ID 10060024 150x150 Body: Muscle

When you first start to work out, you have to build up your weights. Because your body is not used to these intense exercises, it may cause problems even though you don’t feel that right away. Whether your goal is muscle gain or endurance, you put strain on your muscles but also on your joints, tendons and ligaments. Your muscles get used to strain quite fast, but your tendons and ligaments do not. This can cause sprains, pulls or even tears, resulting in an injury that takes long to recover.

About Muscle

So what am I exactly talking about? Let me explain. I’m sure you’re aware that you have a skeleton, a bone structure. This is what keeps you upright. In order to move, we have muscles that are placed very crafty that only by flexing and relaxing you can act out many dexterous movements. By using the muscle with resistance training, each time you contract tiny cracks form in the muscle tissue. When you eat en rest, the body recovers this by filling up the cracks. This is how muscles grow in size and strength.

There are three different kinds of muscle tissue:

  • Skeletal; or voluntary muscle. You can consciously move these muscles i.e. biceps.
  • Smooth; or involuntary muscle. Found in organs.
  • Cardiac; also involuntary and is only found in the heart.

Build muscle

How do you build muscle? In theory, resistance + protein + rest. But in practice it is pretty complicated. Resistance is the amount of effort or strain you put your muscle to. For every muscle there are different exercises best for that particular muscle. And because you can train almost all muscles separately, they call it bodybuilding. Some of the best exercises are found here.

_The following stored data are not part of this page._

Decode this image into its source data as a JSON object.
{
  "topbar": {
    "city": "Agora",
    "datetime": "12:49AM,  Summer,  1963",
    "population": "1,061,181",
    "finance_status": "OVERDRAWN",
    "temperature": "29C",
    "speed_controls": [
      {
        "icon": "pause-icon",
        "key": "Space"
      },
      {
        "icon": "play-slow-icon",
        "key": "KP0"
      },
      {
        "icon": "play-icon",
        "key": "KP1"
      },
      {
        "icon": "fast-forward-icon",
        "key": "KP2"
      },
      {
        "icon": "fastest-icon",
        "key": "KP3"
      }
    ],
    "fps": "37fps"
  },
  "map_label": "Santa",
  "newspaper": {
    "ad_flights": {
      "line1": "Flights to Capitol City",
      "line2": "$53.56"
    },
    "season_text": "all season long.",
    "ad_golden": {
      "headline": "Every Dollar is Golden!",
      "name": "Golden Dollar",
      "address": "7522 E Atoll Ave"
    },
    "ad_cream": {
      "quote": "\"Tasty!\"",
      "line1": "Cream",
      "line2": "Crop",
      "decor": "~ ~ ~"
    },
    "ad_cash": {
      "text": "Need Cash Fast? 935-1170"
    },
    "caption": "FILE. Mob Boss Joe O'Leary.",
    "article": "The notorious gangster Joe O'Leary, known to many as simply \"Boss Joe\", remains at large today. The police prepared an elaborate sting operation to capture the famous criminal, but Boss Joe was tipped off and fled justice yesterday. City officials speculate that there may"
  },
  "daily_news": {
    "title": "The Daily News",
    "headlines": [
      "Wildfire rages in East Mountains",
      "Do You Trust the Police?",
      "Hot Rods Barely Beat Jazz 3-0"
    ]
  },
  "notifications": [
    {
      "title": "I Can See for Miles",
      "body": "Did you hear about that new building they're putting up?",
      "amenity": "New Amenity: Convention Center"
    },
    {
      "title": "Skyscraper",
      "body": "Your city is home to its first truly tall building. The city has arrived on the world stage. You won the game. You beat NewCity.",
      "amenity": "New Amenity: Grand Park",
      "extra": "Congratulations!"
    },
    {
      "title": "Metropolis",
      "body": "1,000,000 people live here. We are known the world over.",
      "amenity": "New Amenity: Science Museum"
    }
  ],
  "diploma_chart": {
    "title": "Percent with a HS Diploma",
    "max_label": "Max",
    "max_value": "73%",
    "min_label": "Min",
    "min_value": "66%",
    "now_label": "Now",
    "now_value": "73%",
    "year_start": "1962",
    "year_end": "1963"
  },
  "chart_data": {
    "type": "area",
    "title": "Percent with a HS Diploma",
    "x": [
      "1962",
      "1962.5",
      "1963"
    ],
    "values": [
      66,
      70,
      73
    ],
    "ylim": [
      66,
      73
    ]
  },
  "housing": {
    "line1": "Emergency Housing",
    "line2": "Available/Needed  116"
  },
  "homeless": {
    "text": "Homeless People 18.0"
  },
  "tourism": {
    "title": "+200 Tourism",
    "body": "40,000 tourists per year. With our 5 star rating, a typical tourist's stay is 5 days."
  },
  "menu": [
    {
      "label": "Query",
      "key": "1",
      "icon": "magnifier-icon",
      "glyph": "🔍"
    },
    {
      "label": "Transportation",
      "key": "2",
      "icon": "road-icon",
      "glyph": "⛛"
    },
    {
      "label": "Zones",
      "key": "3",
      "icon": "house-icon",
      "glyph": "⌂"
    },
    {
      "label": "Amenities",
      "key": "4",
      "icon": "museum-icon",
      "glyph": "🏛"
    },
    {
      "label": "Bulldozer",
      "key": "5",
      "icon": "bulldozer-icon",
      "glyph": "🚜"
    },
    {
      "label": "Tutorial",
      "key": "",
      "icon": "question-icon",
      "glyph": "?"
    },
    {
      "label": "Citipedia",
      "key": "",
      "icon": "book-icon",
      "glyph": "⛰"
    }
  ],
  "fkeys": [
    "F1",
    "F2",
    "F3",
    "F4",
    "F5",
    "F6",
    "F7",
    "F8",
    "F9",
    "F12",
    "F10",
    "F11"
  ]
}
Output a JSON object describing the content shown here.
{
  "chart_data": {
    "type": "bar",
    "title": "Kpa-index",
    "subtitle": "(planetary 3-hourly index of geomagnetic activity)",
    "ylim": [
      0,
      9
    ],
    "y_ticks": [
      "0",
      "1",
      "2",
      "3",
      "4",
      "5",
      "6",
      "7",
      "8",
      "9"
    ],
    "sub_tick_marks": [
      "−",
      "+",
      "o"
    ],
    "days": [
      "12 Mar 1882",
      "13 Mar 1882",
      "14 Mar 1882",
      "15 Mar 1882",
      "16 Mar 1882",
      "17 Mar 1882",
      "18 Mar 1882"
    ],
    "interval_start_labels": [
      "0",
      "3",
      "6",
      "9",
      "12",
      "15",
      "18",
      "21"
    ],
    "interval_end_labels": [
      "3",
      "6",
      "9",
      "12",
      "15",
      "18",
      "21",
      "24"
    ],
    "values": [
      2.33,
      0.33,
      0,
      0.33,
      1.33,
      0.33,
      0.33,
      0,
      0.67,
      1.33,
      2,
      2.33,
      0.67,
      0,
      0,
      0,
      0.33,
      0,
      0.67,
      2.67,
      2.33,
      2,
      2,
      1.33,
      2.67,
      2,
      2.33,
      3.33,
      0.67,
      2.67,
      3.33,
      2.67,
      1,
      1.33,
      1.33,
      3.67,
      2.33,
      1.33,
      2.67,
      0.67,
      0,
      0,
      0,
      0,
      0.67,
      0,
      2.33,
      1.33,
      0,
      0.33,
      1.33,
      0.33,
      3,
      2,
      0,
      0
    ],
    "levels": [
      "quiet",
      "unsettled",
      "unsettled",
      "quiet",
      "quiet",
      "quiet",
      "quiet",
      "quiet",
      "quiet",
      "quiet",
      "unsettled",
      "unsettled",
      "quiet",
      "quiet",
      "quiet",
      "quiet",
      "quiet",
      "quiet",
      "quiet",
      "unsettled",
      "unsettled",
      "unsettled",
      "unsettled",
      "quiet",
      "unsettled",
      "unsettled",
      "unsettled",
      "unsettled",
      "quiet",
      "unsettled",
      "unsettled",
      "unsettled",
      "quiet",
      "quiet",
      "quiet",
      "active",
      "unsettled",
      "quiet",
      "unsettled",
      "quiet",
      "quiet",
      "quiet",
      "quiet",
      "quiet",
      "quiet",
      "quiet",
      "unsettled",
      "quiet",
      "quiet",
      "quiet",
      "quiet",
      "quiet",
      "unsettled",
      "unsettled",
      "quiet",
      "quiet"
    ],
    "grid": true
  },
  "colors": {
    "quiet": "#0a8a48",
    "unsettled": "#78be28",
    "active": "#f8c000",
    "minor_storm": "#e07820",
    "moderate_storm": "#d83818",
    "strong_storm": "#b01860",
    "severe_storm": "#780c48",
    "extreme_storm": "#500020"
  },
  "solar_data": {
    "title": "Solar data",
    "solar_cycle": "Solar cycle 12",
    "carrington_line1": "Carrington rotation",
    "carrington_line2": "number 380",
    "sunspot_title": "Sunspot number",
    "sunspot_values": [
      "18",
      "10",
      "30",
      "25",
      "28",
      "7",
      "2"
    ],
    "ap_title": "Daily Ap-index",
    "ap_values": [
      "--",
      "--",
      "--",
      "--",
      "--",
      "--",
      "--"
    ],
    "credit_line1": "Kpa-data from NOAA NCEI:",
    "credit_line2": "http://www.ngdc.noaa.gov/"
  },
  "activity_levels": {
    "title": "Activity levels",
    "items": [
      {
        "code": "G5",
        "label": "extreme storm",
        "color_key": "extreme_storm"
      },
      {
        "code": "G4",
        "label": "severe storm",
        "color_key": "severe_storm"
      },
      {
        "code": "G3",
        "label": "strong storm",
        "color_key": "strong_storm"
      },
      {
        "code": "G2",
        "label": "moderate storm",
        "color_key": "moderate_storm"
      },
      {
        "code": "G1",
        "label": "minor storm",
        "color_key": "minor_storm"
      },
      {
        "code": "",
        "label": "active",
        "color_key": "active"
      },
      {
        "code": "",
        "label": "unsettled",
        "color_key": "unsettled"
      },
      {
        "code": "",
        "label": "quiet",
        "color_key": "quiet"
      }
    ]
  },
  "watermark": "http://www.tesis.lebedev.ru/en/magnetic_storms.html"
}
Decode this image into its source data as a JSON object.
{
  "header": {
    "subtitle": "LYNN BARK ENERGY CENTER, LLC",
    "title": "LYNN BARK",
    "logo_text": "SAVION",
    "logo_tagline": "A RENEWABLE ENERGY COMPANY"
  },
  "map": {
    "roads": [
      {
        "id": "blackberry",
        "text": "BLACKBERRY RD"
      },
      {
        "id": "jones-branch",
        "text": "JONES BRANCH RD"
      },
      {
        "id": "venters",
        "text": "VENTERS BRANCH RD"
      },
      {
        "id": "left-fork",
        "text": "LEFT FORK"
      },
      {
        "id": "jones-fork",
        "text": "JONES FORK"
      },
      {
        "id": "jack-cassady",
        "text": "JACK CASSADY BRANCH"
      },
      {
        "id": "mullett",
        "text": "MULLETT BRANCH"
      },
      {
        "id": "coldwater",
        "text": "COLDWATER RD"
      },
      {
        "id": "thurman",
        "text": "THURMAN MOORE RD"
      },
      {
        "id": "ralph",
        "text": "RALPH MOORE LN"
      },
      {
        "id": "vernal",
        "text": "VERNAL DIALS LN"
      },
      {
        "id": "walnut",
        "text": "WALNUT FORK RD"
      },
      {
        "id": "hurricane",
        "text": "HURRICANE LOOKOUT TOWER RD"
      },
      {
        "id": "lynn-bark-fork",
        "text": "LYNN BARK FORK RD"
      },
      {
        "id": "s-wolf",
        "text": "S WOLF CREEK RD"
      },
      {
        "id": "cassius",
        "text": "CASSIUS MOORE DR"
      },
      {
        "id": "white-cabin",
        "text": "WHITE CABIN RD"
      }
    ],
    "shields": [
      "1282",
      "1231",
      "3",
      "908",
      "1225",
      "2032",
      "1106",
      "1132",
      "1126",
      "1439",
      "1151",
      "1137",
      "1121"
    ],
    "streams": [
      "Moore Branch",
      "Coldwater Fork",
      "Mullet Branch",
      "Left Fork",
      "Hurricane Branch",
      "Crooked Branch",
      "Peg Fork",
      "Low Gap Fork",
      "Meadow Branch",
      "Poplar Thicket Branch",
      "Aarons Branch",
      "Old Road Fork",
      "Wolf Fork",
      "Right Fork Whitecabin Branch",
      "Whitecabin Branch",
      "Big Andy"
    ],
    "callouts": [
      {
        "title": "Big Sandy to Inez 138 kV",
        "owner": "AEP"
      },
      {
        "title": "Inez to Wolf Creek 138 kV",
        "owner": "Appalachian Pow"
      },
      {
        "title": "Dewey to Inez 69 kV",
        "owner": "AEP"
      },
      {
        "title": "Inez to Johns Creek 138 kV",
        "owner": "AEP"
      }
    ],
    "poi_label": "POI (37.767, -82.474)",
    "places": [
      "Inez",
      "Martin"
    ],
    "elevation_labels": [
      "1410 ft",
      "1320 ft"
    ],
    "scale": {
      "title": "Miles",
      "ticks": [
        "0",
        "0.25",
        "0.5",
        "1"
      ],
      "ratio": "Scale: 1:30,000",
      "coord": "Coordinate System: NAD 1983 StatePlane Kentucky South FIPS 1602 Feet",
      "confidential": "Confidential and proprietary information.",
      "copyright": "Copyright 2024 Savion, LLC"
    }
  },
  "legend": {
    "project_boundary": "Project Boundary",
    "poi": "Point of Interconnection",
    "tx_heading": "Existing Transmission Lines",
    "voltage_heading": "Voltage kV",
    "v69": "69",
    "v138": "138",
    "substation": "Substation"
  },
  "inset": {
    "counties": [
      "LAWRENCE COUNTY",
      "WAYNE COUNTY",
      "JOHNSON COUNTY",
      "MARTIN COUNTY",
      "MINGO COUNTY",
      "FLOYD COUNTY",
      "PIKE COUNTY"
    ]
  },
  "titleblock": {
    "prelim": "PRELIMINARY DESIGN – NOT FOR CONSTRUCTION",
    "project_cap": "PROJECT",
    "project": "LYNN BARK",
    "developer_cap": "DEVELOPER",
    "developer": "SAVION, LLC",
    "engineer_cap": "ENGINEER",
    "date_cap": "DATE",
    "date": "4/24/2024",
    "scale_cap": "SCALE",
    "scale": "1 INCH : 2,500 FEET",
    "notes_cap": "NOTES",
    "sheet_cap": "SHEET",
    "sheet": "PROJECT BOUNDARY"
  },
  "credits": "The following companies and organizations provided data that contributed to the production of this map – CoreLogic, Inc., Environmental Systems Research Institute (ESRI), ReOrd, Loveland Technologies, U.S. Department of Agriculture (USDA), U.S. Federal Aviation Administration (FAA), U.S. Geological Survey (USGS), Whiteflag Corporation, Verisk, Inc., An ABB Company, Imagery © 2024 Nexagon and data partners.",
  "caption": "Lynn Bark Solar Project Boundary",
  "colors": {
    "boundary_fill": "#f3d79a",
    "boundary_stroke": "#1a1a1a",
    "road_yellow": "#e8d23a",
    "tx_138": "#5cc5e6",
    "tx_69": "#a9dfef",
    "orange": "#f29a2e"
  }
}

After you’ve damaged your muscle tissue, you need to refuel. This is the moment proteins come in. Proteins are the building blocks of muscle tissue. Try to adjust your eating habits in a way it supports this process, high in proteins. If you really want to look better than average, you’ll need more proteins than you can eat. Therefore most athletes supplement their diet with protein shakes.

Damage is done, the building blocks are there, now its time to rebuild. When you rest, especially sleep, your body recovers the muscle tissue you’ve used so intensely. Tiny cracks in the muscle fibers are filled and the tissue expands. Hence muscle growth.